A case which argues the US Congress cannot legislate an exception to the citizenship clause in the US Constitution to exclude people born in American Samoa has been filed in the US Supreme court.
Tuaua versus the United States has been filed by the prominent Supreme Court attorney Theodore Olson on behalf of a group of passport holding Americans who were denied recognition as US citizens because they were born in American Samoa.
The Lead plaintiff Leneuaoti Tuaua is a US national, but not a US citizen.
He said as someone born on US soil who signed up for the draft during the Vietnam War, his family should not be treated as second-class Americans.
Tuaua is hopeful the Supreme Court will agree the Constitution does not allow Congress to create two separate classes of Americans.
Three of the five Tuaua plaintiffs are veterans.

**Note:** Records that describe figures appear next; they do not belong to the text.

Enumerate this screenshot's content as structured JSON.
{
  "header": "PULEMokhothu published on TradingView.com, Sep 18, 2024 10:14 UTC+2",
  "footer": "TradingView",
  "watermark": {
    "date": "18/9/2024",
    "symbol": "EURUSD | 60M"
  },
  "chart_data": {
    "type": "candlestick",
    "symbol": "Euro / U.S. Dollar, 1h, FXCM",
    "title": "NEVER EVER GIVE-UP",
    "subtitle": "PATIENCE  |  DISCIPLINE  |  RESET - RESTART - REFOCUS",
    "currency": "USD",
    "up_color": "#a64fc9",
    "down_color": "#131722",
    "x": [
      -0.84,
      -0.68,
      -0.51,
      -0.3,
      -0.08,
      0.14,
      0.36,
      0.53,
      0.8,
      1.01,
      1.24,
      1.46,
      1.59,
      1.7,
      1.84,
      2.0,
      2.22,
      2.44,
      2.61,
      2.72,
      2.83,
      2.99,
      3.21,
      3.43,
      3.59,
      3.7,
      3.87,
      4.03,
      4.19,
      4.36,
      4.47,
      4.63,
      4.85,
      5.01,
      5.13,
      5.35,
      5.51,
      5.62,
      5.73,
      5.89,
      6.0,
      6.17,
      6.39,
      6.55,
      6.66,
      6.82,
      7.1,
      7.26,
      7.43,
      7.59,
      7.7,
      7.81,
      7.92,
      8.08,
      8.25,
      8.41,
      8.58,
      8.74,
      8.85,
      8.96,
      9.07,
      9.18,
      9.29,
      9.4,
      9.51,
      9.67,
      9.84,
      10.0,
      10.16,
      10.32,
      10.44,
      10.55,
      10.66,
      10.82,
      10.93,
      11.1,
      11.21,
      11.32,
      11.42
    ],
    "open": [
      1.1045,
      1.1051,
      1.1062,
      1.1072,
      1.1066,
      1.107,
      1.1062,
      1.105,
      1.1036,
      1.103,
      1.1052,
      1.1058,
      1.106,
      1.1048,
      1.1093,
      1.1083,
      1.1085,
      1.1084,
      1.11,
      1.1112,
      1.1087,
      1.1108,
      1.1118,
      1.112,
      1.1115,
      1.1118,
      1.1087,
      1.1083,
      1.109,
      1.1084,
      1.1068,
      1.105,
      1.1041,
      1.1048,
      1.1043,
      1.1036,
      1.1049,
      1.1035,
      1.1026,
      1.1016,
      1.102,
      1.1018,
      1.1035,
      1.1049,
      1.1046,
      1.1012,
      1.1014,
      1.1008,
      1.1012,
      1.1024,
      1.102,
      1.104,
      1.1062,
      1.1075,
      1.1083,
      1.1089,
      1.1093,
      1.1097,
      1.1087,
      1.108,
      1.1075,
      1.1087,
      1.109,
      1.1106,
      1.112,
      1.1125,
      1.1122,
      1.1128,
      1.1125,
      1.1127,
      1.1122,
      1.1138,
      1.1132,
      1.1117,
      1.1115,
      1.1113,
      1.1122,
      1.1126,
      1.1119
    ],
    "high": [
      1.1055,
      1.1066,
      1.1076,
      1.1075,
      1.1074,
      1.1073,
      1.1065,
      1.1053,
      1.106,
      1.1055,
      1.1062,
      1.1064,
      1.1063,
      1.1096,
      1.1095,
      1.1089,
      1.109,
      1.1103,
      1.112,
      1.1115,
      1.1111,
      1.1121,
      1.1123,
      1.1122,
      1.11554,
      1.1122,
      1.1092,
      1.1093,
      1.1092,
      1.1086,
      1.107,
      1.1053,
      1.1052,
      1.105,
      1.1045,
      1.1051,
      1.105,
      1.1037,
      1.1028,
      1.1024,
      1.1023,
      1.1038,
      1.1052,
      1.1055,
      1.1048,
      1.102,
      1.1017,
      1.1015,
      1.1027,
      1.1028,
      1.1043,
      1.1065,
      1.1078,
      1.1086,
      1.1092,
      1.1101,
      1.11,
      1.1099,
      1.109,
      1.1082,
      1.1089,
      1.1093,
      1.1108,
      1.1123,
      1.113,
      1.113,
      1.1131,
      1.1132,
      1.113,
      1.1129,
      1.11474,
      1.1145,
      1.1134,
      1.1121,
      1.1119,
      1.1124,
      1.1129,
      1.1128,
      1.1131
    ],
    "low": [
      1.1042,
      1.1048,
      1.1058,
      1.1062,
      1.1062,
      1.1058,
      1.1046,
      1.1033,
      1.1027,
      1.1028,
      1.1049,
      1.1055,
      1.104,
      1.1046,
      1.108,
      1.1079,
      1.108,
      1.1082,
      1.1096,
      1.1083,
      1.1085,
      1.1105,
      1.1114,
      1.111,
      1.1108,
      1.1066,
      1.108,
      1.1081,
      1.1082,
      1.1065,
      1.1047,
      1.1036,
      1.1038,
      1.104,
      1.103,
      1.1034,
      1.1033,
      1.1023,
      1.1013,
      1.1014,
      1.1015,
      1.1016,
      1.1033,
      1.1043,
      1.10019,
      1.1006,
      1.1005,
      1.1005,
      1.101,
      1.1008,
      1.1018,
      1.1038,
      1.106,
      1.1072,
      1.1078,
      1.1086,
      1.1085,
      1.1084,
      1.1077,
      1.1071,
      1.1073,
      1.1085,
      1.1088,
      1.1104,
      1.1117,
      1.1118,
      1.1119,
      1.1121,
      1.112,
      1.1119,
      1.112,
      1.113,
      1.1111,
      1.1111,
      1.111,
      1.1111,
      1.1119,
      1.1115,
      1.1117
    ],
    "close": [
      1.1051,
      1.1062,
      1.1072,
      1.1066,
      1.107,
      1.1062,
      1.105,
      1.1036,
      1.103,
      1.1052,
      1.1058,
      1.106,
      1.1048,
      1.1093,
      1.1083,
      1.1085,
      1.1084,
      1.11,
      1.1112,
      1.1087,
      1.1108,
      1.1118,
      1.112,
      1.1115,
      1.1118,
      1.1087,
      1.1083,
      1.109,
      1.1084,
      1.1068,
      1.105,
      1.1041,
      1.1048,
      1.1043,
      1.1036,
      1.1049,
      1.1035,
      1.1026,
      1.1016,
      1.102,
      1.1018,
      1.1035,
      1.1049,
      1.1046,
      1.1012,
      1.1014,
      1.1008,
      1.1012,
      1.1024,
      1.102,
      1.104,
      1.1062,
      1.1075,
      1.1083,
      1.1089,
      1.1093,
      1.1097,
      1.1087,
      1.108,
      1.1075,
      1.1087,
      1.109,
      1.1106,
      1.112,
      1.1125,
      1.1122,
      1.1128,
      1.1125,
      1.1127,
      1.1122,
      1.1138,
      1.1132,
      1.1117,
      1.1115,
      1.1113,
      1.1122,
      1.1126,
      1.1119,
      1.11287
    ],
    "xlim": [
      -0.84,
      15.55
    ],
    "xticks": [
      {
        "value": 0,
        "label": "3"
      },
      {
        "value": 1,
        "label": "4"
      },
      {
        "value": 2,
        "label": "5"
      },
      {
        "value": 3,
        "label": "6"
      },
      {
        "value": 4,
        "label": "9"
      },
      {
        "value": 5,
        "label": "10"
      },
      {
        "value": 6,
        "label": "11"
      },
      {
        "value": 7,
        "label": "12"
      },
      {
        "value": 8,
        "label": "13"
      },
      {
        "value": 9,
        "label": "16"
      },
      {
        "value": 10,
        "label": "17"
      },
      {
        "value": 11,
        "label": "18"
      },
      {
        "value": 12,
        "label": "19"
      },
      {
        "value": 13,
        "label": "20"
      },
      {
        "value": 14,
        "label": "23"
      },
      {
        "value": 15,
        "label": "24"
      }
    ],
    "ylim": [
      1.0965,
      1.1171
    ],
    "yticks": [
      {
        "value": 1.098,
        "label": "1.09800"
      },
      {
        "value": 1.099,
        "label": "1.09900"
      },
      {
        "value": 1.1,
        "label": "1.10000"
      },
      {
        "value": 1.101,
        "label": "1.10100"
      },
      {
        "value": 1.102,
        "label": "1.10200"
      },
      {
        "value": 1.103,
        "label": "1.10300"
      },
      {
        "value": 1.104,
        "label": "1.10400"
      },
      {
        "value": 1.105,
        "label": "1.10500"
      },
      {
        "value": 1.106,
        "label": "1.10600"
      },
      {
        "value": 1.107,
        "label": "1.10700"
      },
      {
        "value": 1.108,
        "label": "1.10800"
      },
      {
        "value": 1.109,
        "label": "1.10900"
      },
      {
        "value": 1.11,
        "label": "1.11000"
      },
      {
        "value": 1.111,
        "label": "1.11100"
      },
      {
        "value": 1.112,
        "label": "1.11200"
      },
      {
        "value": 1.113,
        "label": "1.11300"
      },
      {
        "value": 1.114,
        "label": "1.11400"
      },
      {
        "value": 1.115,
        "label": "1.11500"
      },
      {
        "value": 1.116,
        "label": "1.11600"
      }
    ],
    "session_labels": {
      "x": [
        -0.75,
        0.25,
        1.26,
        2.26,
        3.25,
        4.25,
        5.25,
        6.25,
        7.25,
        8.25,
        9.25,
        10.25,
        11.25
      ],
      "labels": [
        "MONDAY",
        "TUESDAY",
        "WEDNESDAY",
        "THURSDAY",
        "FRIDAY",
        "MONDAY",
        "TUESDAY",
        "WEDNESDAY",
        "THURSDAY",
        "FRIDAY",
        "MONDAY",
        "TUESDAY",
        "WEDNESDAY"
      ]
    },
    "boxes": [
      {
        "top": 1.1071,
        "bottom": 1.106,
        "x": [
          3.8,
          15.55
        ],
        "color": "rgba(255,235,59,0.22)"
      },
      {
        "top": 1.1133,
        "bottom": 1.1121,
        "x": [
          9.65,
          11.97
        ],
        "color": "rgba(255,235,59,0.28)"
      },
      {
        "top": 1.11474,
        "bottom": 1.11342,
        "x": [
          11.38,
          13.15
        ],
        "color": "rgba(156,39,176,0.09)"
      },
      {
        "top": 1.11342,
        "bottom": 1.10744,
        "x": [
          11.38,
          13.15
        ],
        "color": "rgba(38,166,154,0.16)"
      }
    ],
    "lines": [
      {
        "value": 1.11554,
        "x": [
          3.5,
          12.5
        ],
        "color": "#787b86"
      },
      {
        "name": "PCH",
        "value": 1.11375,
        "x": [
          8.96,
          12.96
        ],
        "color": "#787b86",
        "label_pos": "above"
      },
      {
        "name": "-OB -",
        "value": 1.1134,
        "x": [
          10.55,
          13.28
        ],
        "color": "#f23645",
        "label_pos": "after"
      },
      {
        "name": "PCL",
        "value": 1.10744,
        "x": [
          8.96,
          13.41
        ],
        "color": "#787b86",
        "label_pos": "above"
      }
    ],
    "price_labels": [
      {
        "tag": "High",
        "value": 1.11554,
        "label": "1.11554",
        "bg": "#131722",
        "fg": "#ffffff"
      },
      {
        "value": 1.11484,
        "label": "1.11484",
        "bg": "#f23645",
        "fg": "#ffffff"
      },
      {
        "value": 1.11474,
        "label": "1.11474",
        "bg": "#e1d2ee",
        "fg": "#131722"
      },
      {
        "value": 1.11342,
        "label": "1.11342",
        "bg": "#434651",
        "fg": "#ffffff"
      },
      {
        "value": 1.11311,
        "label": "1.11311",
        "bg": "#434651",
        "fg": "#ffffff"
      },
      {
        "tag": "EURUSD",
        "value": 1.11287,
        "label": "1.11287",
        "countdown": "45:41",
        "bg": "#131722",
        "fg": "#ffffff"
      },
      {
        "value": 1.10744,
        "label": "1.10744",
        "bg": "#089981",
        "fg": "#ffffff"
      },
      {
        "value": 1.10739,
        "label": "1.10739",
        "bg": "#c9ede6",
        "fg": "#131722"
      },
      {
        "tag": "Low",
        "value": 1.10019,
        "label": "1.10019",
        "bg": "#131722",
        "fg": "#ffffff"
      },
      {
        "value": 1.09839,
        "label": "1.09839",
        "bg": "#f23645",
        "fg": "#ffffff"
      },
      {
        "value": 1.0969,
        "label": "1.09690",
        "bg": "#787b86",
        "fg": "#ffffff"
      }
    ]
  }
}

American Samoa has among the highest rates of US military service in the country, with casualty rates in Iraq and Afghanistan more than seven times the national average.
Mr Olson said the text and history of the Citizenship Clause definitively show the Constitution's guarantee of birthright citizenship applies in States and Territories alike.
In 2008, Olson wrote a letter with Harvard Professor Laurence Tribe defending the eligibility of John McCain to run for President as a "natural-born citizen" based on his birth in a US possession, among other reasons.
A decision by the Supreme Court on whether it will take up the case is expected by June.